Encarna


Yo tenía una bisabuela pelirroja y pequeñita que se llamaba Encarna. Pero esa es otra historia. 



      En 1920 Encarna tenía 16 años, el pelo rojo y el cuerpo lleno de pecas, tantas que cuando no podía dormir, se entretenía en contarlas y poco a poco un sueño dulce se la llevaba a Francia, donde una vecina se había ido a vivir y a servir. Una nena "pinta la rama" como sus hermanas, Visi y Piedad. 
    Ya no iba a la escuela: sabía leer y escribir y era buena haciendo sumas y restas. Pero Angelina, su madre, quería que tuviera una profesión y como en la escuela del pueblo la maestra no se había esmerado en la costura, decidió mandarla a Mieres a coser con doña Berta, que daba clases a niñas y jovencitas en edad casadera, de punto de cruz, de flores rococó,  y aprendían a cortar patrones muy modernos, que traía una hija de Bilbao.

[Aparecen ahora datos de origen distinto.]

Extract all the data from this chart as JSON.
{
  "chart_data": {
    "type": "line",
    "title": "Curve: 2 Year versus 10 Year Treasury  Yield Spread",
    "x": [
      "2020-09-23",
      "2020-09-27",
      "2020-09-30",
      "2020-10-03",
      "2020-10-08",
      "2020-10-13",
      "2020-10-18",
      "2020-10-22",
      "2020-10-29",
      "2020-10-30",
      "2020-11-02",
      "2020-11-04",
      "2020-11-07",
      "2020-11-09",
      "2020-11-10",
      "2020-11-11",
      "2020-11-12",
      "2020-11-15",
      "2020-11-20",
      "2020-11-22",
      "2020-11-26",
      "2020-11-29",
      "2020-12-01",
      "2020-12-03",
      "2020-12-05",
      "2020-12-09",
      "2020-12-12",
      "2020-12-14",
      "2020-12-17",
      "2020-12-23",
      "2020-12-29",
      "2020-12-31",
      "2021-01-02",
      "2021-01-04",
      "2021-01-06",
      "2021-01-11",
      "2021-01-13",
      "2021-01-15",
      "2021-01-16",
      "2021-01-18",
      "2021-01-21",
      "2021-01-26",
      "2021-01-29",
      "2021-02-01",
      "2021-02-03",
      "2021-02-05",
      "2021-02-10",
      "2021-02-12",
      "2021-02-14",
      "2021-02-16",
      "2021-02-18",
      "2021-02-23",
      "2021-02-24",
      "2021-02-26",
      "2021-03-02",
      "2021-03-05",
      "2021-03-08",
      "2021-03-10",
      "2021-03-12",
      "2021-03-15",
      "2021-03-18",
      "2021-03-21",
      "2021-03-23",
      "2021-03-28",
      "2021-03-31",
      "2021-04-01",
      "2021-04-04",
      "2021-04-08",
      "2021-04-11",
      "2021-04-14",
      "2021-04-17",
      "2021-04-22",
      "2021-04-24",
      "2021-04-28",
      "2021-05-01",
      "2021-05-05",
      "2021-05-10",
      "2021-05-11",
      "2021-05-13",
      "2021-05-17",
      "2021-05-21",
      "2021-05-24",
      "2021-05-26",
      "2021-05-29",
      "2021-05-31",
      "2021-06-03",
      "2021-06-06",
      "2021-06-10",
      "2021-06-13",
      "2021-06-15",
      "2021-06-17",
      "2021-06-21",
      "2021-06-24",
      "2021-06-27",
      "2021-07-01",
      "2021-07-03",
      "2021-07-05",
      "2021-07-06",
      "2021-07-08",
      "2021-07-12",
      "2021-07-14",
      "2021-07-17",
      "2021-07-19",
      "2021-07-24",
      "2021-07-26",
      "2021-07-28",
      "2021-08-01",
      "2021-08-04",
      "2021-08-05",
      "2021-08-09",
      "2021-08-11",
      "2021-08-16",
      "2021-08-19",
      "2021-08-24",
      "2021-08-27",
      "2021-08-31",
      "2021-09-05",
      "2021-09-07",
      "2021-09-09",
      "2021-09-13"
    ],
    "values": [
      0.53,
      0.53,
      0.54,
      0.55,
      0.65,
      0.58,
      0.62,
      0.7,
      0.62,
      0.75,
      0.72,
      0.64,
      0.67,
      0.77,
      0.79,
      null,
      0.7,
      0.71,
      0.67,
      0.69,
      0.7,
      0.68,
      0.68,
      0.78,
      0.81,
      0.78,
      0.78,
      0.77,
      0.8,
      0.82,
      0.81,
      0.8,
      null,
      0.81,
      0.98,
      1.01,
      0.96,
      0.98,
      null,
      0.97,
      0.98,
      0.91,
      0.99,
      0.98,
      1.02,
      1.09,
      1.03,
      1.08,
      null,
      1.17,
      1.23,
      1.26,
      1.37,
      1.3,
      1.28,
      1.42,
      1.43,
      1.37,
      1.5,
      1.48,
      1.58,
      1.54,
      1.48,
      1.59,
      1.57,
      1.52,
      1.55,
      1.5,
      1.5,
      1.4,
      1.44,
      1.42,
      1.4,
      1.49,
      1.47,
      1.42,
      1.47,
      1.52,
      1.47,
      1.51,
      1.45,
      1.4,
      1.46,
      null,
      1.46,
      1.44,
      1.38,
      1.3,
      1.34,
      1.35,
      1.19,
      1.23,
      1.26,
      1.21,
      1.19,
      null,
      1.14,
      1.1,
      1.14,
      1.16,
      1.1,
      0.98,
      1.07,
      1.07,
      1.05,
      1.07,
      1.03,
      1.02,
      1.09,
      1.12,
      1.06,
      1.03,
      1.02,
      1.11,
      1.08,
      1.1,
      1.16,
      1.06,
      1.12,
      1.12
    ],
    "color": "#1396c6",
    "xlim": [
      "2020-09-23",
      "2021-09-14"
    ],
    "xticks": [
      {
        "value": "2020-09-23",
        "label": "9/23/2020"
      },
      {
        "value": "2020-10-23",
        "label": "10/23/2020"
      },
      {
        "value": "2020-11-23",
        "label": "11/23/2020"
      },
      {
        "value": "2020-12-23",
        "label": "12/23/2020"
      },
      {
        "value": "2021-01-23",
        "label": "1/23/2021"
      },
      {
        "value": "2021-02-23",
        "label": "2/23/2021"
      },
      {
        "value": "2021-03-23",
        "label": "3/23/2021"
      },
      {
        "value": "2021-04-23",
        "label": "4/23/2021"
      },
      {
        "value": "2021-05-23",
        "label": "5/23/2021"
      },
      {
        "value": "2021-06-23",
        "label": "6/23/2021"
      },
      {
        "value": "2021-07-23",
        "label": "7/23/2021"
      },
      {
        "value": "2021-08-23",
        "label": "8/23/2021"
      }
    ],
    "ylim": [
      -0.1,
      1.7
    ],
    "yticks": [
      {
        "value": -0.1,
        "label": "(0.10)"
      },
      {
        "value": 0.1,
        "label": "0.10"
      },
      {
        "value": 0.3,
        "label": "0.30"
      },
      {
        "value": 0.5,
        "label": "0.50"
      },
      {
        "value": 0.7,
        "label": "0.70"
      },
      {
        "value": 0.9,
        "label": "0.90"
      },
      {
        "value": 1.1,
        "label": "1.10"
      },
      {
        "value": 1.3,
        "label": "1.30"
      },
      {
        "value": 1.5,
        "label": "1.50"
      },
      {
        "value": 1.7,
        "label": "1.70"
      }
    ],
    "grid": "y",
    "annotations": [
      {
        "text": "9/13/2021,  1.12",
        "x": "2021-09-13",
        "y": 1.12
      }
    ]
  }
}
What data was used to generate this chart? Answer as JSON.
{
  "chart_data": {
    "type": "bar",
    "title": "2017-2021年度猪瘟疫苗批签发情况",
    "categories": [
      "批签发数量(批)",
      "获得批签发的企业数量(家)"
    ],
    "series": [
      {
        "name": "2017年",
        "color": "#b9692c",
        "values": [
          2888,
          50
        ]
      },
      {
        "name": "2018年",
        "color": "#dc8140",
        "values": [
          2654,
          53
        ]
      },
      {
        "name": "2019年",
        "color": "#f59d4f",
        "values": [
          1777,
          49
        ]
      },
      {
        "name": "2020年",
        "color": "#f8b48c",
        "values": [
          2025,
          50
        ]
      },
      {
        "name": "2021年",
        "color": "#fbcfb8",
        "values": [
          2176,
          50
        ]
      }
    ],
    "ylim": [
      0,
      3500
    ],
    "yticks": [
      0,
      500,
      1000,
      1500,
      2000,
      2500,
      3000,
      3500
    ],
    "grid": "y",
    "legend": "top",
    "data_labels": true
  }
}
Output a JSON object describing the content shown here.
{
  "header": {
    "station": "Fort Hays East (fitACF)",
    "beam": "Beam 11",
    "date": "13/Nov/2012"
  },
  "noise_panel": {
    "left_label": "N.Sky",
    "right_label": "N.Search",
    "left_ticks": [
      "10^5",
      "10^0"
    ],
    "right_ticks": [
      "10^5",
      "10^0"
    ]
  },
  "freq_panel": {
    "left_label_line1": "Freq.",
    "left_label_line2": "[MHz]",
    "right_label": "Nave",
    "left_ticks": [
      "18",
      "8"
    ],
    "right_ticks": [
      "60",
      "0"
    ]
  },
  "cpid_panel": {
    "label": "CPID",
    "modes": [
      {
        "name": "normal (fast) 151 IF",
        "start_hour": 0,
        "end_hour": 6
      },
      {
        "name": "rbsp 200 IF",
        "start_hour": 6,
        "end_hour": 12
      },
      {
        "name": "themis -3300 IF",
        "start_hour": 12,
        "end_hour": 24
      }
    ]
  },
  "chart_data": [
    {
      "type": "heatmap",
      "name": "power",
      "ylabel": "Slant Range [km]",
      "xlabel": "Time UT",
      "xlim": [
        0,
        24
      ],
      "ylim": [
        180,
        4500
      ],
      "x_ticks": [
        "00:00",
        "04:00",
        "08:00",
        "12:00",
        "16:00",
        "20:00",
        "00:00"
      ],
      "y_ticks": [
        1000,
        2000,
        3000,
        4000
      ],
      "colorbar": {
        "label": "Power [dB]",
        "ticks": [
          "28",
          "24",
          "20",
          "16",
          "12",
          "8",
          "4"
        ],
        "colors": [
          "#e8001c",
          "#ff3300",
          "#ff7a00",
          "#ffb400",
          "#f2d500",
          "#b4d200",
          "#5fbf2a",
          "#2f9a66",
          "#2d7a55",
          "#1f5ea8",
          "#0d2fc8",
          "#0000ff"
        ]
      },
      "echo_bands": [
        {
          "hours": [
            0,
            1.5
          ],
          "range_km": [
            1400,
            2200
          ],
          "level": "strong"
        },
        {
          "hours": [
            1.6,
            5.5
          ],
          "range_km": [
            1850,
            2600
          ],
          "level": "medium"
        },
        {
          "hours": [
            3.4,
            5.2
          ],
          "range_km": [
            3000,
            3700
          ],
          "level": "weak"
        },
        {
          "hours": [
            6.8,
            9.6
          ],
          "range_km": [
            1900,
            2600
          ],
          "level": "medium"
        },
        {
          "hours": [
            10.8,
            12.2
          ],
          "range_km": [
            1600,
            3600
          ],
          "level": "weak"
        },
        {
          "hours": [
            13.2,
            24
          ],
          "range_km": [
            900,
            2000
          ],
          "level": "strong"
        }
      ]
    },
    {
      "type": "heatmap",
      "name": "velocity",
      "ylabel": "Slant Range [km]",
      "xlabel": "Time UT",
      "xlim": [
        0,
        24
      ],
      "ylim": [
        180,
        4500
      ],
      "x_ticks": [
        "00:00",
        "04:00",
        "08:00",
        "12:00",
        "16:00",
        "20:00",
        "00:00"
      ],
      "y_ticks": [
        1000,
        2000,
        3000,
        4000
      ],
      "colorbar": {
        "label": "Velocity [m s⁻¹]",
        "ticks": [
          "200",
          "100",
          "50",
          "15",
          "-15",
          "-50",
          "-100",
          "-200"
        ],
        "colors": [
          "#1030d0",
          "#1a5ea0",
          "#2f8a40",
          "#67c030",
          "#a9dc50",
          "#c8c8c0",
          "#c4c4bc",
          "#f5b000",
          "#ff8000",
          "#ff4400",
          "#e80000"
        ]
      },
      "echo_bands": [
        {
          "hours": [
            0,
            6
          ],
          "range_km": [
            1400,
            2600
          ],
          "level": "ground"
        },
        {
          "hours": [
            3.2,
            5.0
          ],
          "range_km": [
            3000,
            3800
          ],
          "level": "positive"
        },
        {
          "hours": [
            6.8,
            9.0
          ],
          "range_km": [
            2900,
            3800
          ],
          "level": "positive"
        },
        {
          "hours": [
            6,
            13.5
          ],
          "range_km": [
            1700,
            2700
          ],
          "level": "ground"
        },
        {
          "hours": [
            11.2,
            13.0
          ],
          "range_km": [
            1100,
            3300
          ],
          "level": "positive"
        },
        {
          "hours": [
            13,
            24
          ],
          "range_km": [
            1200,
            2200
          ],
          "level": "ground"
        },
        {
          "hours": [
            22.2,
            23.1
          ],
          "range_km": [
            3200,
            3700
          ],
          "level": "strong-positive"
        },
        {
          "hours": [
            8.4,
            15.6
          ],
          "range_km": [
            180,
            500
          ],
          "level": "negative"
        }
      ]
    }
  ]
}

      Cada tarde, después de comer, cogía su labor y bajaba la cuesta en dirección a la villa. A veces, Visi iba con ella, porque tenía que hacer algún recado y atajaban por los prados, saludando vecinos que cuidaban el ganado... Cuando llegaban al barrio del Carmen se despedían y Encarna corría hasta casa de doña Berta, porque siempre llegaba tarde y la buena mujer, aunque paciente, la regañaba; pero poquito, porque era una alumna aplicada, que aprendía rápido y a la que de vez en cuando, le regalaba algún retal para que pudiera hacerse una blusa o una falda nueva.
Una de esas tardes, la clase de la modista acabó antes, porque doña Berta tenía que ir sin falta a un entierro. Y Encarna se encontró con tiempo y ganas de pasear. Bajó despacito la calle hasta el parque, que estaba lleno de gente sentada en los bancos y disfrutando del sol de un otoño que se estaba acabando. Se sentó junto a la fuente de los patos a disfrutar de su tarde y allí se le presentó el amor, con pelo negro, ojos oscuros, muy delgado, muy alto, muy enigmático y con una sonrisa tan perfecta, que Encarna, que había leído alguna novela de amor cuando su madre no la veía,  supo que ya no iba a dormir a pierna suelta nunca más.
    El resto del otoño y parte del invierno siguió bajando a las clases de doña Berta. Aprendió a coser con esmero, con puntada pequeña y puntada invisible, como invisibles fueron sus sentimientos en casa. Angelina la miraba de reojo, como miran las madres cuando huelen peligro; y a escondidas les encargaba a Visi o a Piedad que se enteraran de por qué su niña pequeña no miraba ya de frente, por qué pasaba horas ensimismada, por qué estaba tan pálida, tan ojerosa… 
    Pero Visi y Piedad, antes que hijas se sintieron hermanas y lloraron con desesperación al ver cómo Encarna esperaba tarde tras tarde a aquel que ya no volvió. El novio de Piedad, en la ferretería, entre tornillos y clavos, se enteró meses después de que había embarcado en Ferrol camino de otra vida.
    Y mientras tanto, Encarna enfrentó su suerte y su desdicha,la primera reacción de Angelina,  las habladurías de la familia, de los vecinos de siempre, con la frente alta y la barriga enorme. Dejó de bajar a Mieres y cosió en el patio de su casa toda la canastilla de su niña, que nació morena y menuda y no vio llorar a su madre nunca.